Why Do My Ears Make Noise
The Nerve From Ear-to-Brain Is Damaged
You are not alone with tinnitus. At Intermountain Audiology, it’s our specialty!
Tinnitus (tin-it-us or ti-night-us) is most commonly caused by damage to your hearing and auditory system; including the nerve which transfers sound from your ear to your brain.
For some, experiencing a ringing, whooshing, or buzzing sound is the early warning sign that something is breaking down in your hearing system. This type of damage to the neural structures can result simply from aging; or, perhaps from noise exposure, toxic medications including chemotherapy, a virus, as well as other factors.
Your powerful brain does its best to instinctively make up for the missing sound signals, thus creating a false perception of sound often referred to as tinnitus.
For more than 90% of people living with tinnitus, this ringing/whooshing/buzzing is directly attributed to the progressive and degenerative loss of nerves connecting the ear to the brain, aka hearing loss.

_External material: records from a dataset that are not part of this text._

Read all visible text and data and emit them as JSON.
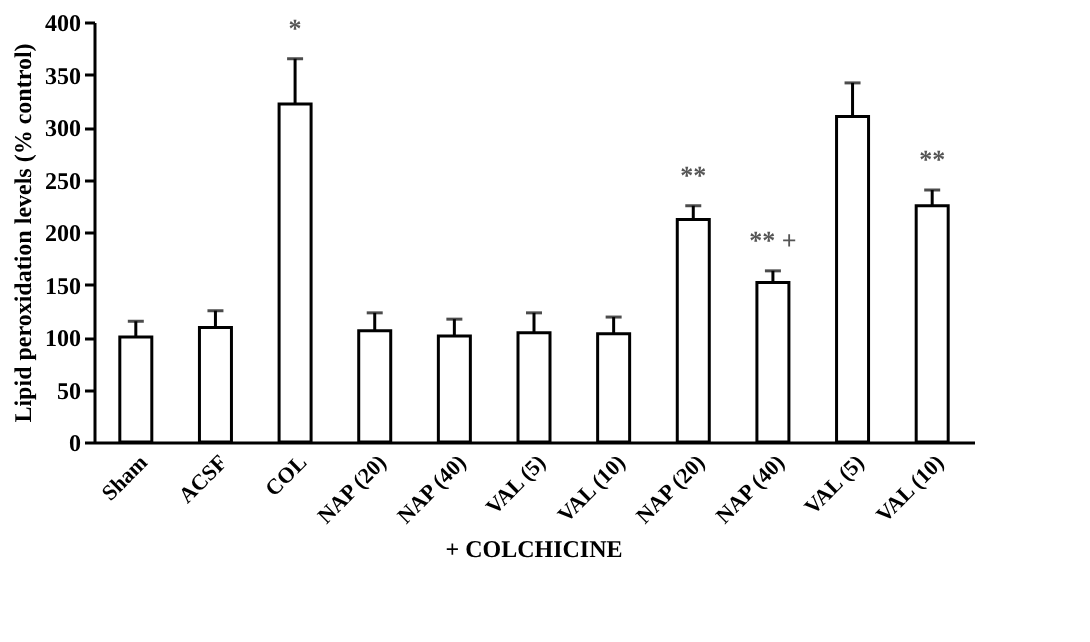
{
  "chart_data": {
    "type": "bar",
    "ylabel": "Lipid peroxidation levels (% control)",
    "categories": [
      "Sham",
      "ACSF",
      "COL",
      "NAP (20)",
      "NAP (40)",
      "VAL (5)",
      "VAL (10)",
      "NAP (20)",
      "NAP (40)",
      "VAL (5)",
      "VAL (10)"
    ],
    "values": [
      100,
      109,
      322,
      106,
      101,
      104,
      103,
      212,
      152,
      310,
      225
    ],
    "errors": [
      15,
      16,
      43,
      17,
      16,
      19,
      16,
      13,
      11,
      32,
      15
    ],
    "color": "#ffffff",
    "ylim": [
      0,
      400
    ],
    "yticks": [
      0,
      50,
      100,
      150,
      200,
      250,
      300,
      350,
      400
    ],
    "annotations": [
      "*",
      "**",
      "** +",
      "**",
      "+ COLCHICINE"
    ]
  }
}
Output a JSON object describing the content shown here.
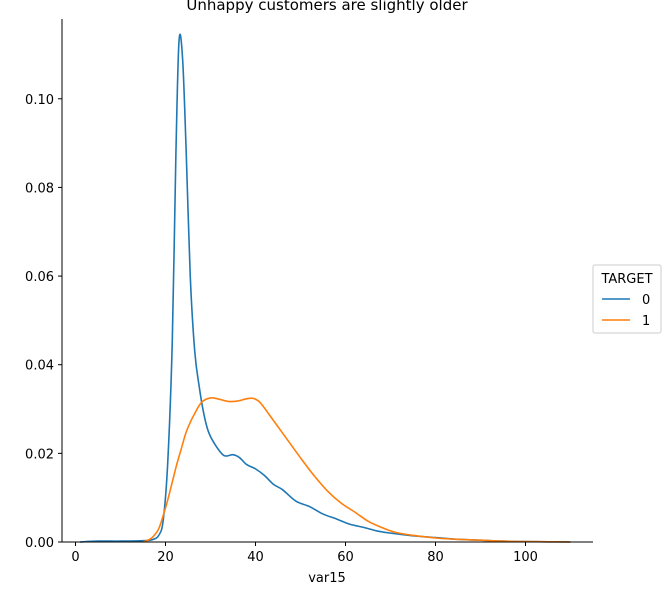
{
  "chart_data": {
    "type": "line",
    "title": "Unhappy customers are slightly older",
    "xlabel": "var15",
    "ylabel": "",
    "xlim": [
      -3,
      115
    ],
    "ylim": [
      0,
      0.118
    ],
    "xticks": [
      0,
      20,
      40,
      60,
      80,
      100
    ],
    "yticks": [
      0.0,
      0.02,
      0.04,
      0.06,
      0.08,
      0.1
    ],
    "ytick_labels": [
      "0.00",
      "0.02",
      "0.04",
      "0.06",
      "0.08",
      "0.10"
    ],
    "grid": false,
    "legend": {
      "title": "TARGET",
      "placement": "right",
      "entries": [
        "0",
        "1"
      ]
    },
    "series": [
      {
        "name": "0",
        "color": "#1f77b4",
        "points": [
          [
            1,
            0.0
          ],
          [
            5,
            0.0002
          ],
          [
            10,
            0.0002
          ],
          [
            15,
            0.0003
          ],
          [
            17,
            0.0005
          ],
          [
            18.5,
            0.0015
          ],
          [
            19.5,
            0.005
          ],
          [
            20.5,
            0.018
          ],
          [
            21.5,
            0.045
          ],
          [
            22.3,
            0.087
          ],
          [
            23,
            0.113
          ],
          [
            23.8,
            0.109
          ],
          [
            24.6,
            0.088
          ],
          [
            25.5,
            0.06
          ],
          [
            26.5,
            0.043
          ],
          [
            27.5,
            0.035
          ],
          [
            28.5,
            0.029
          ],
          [
            29.5,
            0.025
          ],
          [
            31,
            0.022
          ],
          [
            33,
            0.0195
          ],
          [
            35,
            0.0197
          ],
          [
            36.5,
            0.019
          ],
          [
            38,
            0.0175
          ],
          [
            40,
            0.0165
          ],
          [
            42,
            0.015
          ],
          [
            44,
            0.013
          ],
          [
            46,
            0.0118
          ],
          [
            49,
            0.0092
          ],
          [
            52,
            0.008
          ],
          [
            55,
            0.0063
          ],
          [
            58,
            0.0052
          ],
          [
            61,
            0.004
          ],
          [
            64,
            0.0033
          ],
          [
            67,
            0.0025
          ],
          [
            70,
            0.002
          ],
          [
            75,
            0.0014
          ],
          [
            80,
            0.001
          ],
          [
            85,
            0.0006
          ],
          [
            90,
            0.0004
          ],
          [
            95,
            0.0002
          ],
          [
            100,
            0.0001
          ],
          [
            105,
            5e-05
          ],
          [
            110,
            0.0
          ]
        ]
      },
      {
        "name": "1",
        "color": "#ff7f0e",
        "points": [
          [
            15,
            0.0
          ],
          [
            16.5,
            0.0006
          ],
          [
            17.5,
            0.0015
          ],
          [
            18.5,
            0.003
          ],
          [
            19.5,
            0.006
          ],
          [
            20.5,
            0.0095
          ],
          [
            21.5,
            0.0135
          ],
          [
            22.5,
            0.0175
          ],
          [
            23.5,
            0.021
          ],
          [
            24.5,
            0.0245
          ],
          [
            25.5,
            0.027
          ],
          [
            26.5,
            0.029
          ],
          [
            28,
            0.0315
          ],
          [
            30,
            0.0325
          ],
          [
            32,
            0.0322
          ],
          [
            34,
            0.0317
          ],
          [
            36,
            0.0318
          ],
          [
            38,
            0.0323
          ],
          [
            39.5,
            0.0324
          ],
          [
            41,
            0.0315
          ],
          [
            43,
            0.0288
          ],
          [
            45,
            0.026
          ],
          [
            47,
            0.0232
          ],
          [
            50,
            0.019
          ],
          [
            53,
            0.015
          ],
          [
            56,
            0.0115
          ],
          [
            59,
            0.0088
          ],
          [
            62,
            0.0068
          ],
          [
            65,
            0.0047
          ],
          [
            68,
            0.0033
          ],
          [
            71,
            0.0022
          ],
          [
            75,
            0.0015
          ],
          [
            80,
            0.0009
          ],
          [
            85,
            0.0006
          ],
          [
            90,
            0.0004
          ],
          [
            95,
            0.0002
          ],
          [
            100,
            0.0001
          ],
          [
            105,
            5e-05
          ],
          [
            110,
            0.0
          ]
        ]
      }
    ]
  }
}
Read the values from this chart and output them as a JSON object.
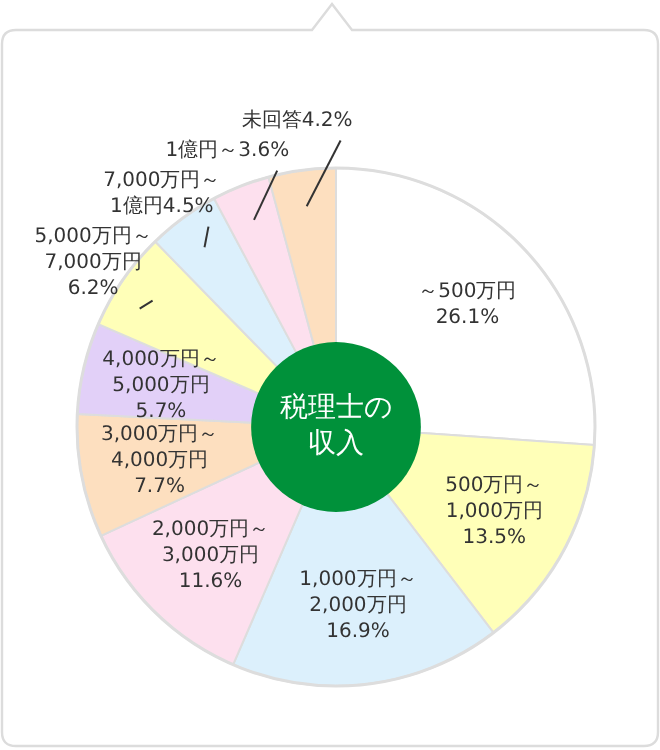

One of the most common statements we hear from tinnitus patients is, “I have tinnitus, but I don’t have a problem with my hearing!” While this is true for some patients, you should know that it is possible to have "normal" hearing with an auditory ear-to-brain nerve that is up to 50% damaged.
Unfortunately, tinnitus is a precursor of what’s to come due to the damaged nerve, and early treatment is a crucial part of slowing down the symptoms of tinnitus that will worsen over time.
If not treated, tinnitus will get worse.